Chłopak sam przyznaje, że nie chodzi do szkoły aktorskiej, nie jest też w grupie teatralnej. Marzy mu się kariera aktora, ale chce też być prawnikiem. - Sam nie wiem, czy bardziej prawnikiem czy aktorem – mówi. Jego rodzina jest związana ze światem kultury: mama jest skrzypaczką, tato Piotr – aktorem. Gra co prawda drobne role, ale w wielu znanych filmach i serialach telewizyjnych.
17-letni Winicjusz dopiero zaczyna przygodę z filmem, ale epizod w „Baby są jakieś inne”to nie jedyny jego kontakt z ekranem. Miał już przygodę w „Barwach Szczęścia”: wystąpił w tym roku w dwóch odcinkach. Ma też rolę w nowej produkcji TVP „Głęboka woda”. To serial o pracownikach pomocy społecznej, którzy rozwiązują problemy ludzi. W każdym odcinku jest inny problem, pojawiają się nowe postaci. Serial ten miał pojawić się w jesiennej ramówce TVP 2, ale telewizja wyemitowała na razie tylko pierwszy odcinek i wstrzymała emisję kolejnych. Rzymyszkiewicz ma zagrać w trzecim.
Młody aktor jest zafascynowany reżyserem Markiem Koterskim ale i Robertem Więckiewiczem. O pierwszym mówi, że jest jednym z najlepszych reżyserów w kraju. - Wcześniej wyobrażałem go sobie jako osobę wyniosłą – mówi z kolei o Więckiewiczu. - Ale to w ogóle nie potwierdziło się, jest bardzo przyjacielski, po prostu spoko facet.
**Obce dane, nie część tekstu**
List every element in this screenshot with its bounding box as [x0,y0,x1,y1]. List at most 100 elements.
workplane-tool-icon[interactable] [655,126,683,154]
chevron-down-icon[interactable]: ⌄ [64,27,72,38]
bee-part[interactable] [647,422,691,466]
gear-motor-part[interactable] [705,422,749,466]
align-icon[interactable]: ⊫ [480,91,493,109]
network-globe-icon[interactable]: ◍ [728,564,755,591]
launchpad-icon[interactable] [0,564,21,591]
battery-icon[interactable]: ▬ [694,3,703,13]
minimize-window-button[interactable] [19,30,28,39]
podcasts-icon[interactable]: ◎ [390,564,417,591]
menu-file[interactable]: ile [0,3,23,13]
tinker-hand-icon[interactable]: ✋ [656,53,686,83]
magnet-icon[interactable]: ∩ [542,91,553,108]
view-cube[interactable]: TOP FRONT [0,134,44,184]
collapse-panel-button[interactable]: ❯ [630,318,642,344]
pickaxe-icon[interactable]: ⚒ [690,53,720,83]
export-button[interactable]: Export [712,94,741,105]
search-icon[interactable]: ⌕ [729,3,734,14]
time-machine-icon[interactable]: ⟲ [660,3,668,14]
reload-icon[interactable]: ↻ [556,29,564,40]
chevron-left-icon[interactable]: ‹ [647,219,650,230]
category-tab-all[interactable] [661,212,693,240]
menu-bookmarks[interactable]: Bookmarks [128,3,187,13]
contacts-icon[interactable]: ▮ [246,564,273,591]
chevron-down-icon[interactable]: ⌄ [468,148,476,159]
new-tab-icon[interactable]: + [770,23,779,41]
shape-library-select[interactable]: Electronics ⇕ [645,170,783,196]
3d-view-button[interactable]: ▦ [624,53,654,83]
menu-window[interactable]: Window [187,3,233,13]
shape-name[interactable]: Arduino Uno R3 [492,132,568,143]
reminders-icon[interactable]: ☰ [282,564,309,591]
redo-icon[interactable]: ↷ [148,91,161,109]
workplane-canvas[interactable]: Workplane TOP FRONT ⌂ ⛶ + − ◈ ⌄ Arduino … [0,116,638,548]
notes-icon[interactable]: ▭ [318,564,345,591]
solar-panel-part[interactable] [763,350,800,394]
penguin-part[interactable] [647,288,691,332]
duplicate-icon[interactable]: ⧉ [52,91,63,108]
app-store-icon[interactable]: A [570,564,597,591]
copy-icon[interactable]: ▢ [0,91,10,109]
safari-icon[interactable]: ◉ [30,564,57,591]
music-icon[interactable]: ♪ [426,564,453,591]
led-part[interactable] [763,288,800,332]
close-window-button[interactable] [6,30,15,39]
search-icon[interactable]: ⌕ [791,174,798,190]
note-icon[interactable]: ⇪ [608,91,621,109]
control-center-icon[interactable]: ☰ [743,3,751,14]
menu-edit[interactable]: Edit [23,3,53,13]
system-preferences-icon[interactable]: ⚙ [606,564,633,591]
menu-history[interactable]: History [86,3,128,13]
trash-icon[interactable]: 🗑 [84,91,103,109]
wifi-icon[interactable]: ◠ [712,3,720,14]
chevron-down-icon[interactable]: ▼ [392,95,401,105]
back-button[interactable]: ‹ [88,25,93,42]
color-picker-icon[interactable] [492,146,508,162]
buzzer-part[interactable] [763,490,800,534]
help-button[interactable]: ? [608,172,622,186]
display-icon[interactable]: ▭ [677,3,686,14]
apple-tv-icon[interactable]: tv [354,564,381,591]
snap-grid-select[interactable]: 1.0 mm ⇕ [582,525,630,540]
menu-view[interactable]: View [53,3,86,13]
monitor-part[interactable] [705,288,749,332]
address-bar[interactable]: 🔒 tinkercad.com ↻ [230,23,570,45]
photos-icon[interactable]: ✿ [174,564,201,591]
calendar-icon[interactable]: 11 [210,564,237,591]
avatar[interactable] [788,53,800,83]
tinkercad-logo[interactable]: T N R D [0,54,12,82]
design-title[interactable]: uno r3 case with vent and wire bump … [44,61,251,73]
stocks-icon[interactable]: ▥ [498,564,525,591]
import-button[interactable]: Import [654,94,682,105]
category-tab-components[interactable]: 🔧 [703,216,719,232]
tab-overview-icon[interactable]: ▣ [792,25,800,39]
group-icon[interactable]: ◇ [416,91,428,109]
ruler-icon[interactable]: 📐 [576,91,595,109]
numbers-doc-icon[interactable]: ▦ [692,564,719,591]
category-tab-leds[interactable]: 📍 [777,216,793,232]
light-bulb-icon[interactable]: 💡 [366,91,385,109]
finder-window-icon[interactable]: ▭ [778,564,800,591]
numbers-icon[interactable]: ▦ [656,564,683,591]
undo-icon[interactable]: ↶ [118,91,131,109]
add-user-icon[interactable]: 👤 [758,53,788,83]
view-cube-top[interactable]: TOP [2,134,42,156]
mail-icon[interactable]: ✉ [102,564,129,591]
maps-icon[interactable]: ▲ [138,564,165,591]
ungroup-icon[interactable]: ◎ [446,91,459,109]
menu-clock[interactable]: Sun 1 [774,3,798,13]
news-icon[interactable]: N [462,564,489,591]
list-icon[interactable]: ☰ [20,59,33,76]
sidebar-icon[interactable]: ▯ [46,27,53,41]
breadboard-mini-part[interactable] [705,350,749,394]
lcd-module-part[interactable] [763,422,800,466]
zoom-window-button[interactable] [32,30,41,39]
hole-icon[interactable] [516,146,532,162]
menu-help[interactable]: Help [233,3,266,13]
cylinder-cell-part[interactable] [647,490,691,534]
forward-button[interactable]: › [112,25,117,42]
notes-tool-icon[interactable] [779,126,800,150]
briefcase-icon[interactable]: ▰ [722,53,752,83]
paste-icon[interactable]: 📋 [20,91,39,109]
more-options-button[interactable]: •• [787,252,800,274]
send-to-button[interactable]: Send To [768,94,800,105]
Po zakończonych zdjęciach przyszedł do nas i podziękował nam.
W. Rzymyszkiewicz marzy o tym, by osiągnąć w aktorstwie tyle, ile Robert Więckiewicz. - Albo chociaż zbliżyć się do jego dorobku – mówi. Życzymy, by mu się to udało!
***
Zdjęcie: Winicjusz Rzymyszkiewicz (pierwszy z lewej) na planie filmu „Baby są jakieś inne”.